TV: The Witchfinder, BBC Two

TV: The Witchfinder, BBC Two

I've been looking forward to The Witchfinder ever since it was announced. As comedies go you can't get a better pedigree. It is written by Neil and Rob Gibbons, the brothers who write Alan Partridge, and stars Tim Key – Sidekick Simon from Partridge and a million other shows – and Daisy May Cooper from This Country. And I doff my cap to everyone, it's ruddy brilliant. 

The year is 1645 and Key plays Gideon Bannister, an ambitious but frankly ineffectual aspiring witchfinder, who arrives in an East Anglian village determined to butter up the magistrate (Vincent Franklin, pictured with Tim Key below) and get his big break. But a few things stand in his way. Apart from the fact that he is hapless (though not hatless, he quickly borrows a new one), he faces a couple of rivals – thieving swine Hepple (Daniel Rigby from(Landscapers, Flowers) and big shot John Stearne (Joplin Sibtain). 

Key's Bannister is an instantly recognisable, relatable comic creation. There's a bit of Brent in his attempts to ooze more authority than he actually has and maybe a bit of Partridge in his clumsy efforts at eloquence. But Key brings something else to the party. He's got a pudding-faced strangeness about him that makes Bannister compelling. And funny even when he doesn't say anything.

And Key needs to be good because Daisy May Cooper as Thomasine Gooch should be hung as a thief for stealing every scene she is in with her stroppy backchat and surly attitude. Instead Gooch is charged with witchcraft because a local pig died. And when Bannister discovers that the Witchfinder General himself, Matthew Hopkins (have they exhumed Vincent Price?) is due to be in Chelmsford at the end of the week he thinks he could get a nice promotion in the witchfinding business by putting Gooch on trial there.

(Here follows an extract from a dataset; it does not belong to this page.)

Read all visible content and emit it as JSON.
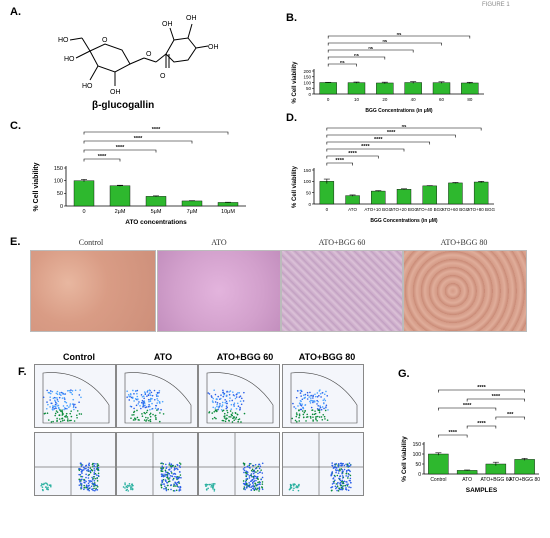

According the the blurb the rest of the series is a road trip with Bannister and Gooch, somewhere between Midnight Run and Planes, Trains and Automobiles but set in the 17th Century. The first episode tees this up nicely and also features a fabulous supporting cast. Blink and you'll miss familiar comedy faces Mike Wozniak, Celeste Dring, Kiell Smith-Bynoe, Michelle Greenidge, Matt Green and Phoebe Walsh. It's good to see Jessica Hynes (Spaced) back with a decent-sized role as Bannister's sidekick Old Myers, though it might take you a moment to recognise her. 

More guests pop up in later episodes - click here for extra info. 

I've seen this has had mixed reviews so far. Well, The Guardian was a bit sniffy about it. As I said, a pox on anyone who doesn't laugh.